Commencer des travaux pour réparer l'ancien centre culturel “Sefer sec” a suscité l'espoir des habitants de Zegra que le village sera restauré à de nombreuses activités culturelles comme une fois, écrit aujourd'hui “Koha Ditore”. Les travailleurs ont commencé à nettoyer les espaces internes inondés par le fumier et l'eau qui fuit de [...] mardi.
Commencer des travaux pour réparer l'ancien centre culturel “Sefer sec” a suscité l'espoir des habitants de Zegra que le village sera restauré à de nombreuses activités culturelles comme une fois, écrit aujourd'hui “Koha Ditore”.
Les travailleurs ont commencé à nettoyer les espaces domestiques inondés par les ordures et l'eau qui fuit les timbres endommagés mardi. L'un des travailleurs déplore qu'il n'y ait pas d'eau dans l'établissement pour nettoyer les planchers. Ils espèrent avoir l'aide du village pour résoudre ce problème aussi bien que pour que les choses ne s'arrêtent pas.
De l'autre côté du champ de sport principal, au carrefour, au centre du village, coule le cours d'eau de la fontaine. Au-dessus, sur la table noire se trouve le portrait du témoin Agim Ramadani et l'inscription “pour une goutte d'eau du Kosovo”.

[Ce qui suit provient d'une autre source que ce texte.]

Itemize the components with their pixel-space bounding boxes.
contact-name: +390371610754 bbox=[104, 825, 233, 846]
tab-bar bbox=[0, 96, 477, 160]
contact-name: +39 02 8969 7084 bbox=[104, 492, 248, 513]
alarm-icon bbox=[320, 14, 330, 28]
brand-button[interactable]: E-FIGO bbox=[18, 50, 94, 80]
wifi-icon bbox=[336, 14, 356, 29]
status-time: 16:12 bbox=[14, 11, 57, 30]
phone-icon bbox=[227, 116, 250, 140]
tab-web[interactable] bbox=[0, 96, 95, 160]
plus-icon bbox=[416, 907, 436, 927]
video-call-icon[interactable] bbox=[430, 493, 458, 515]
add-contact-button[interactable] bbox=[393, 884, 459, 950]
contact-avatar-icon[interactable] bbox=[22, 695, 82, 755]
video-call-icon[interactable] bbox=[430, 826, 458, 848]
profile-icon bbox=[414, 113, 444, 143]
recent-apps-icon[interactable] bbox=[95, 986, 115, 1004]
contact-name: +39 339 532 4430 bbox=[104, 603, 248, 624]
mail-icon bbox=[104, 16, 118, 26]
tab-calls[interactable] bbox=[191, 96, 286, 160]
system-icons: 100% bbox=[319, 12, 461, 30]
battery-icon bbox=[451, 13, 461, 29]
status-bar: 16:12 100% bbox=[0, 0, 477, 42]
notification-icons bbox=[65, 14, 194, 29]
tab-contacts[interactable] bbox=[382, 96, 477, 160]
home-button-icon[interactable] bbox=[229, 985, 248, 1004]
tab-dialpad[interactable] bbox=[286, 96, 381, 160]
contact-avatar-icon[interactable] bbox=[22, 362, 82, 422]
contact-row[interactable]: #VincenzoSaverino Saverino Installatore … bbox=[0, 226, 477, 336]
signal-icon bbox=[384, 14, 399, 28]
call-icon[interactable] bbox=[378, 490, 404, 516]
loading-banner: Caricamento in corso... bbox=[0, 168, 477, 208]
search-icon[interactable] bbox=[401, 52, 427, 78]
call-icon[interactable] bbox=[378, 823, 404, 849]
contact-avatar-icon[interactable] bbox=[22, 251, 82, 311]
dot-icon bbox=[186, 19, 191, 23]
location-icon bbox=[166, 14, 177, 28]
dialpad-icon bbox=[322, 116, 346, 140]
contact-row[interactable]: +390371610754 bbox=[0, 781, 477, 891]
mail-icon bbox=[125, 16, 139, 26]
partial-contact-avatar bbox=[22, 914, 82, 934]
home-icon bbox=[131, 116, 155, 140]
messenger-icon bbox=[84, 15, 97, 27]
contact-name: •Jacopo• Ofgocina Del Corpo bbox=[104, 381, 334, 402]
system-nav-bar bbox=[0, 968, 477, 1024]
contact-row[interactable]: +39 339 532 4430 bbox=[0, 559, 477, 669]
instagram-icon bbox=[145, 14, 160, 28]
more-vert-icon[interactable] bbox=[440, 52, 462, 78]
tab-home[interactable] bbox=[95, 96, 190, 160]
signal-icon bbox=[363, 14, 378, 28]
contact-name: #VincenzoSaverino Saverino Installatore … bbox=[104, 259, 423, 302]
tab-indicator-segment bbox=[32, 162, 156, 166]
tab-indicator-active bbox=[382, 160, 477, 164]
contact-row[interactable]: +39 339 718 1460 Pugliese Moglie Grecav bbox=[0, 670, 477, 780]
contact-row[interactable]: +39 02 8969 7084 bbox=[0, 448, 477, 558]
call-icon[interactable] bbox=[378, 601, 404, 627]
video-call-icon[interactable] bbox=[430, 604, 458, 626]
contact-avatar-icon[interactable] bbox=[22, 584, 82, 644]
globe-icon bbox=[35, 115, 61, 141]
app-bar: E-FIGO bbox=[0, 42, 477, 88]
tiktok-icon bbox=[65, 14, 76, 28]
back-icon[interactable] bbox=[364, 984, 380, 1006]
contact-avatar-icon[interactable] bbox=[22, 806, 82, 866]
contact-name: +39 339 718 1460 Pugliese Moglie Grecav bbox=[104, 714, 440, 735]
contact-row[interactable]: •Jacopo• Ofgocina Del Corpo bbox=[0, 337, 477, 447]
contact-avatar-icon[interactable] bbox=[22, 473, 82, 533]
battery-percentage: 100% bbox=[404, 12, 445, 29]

Bajram Isufi (51 ans) est relié au centre du village, même s'il vit maintenant à Gjilan. Au centre culturel, toutes les activités culturelles se sont déroulées entre soixante-dix et quatre-vingts ans avant que le régime serbe, au début des années 90, n'empêche les Albanais de développer leurs activités.
Il y avait un projecteur là-haut, et ici sur la scène se trouvait la toile du film”, montrant avec nostalgique Isufi, entre les salles. Les ouvriers ont récupéré les chaises en ruine. Même à l'extérieur, il y a des chaises cassées sur les escaliers en béton, à côté du champ asphalté des sports. Isufi raconte comment Zegra avait produit des talents de handball au moment où le village était en compétition dans les ligues régionales de handball.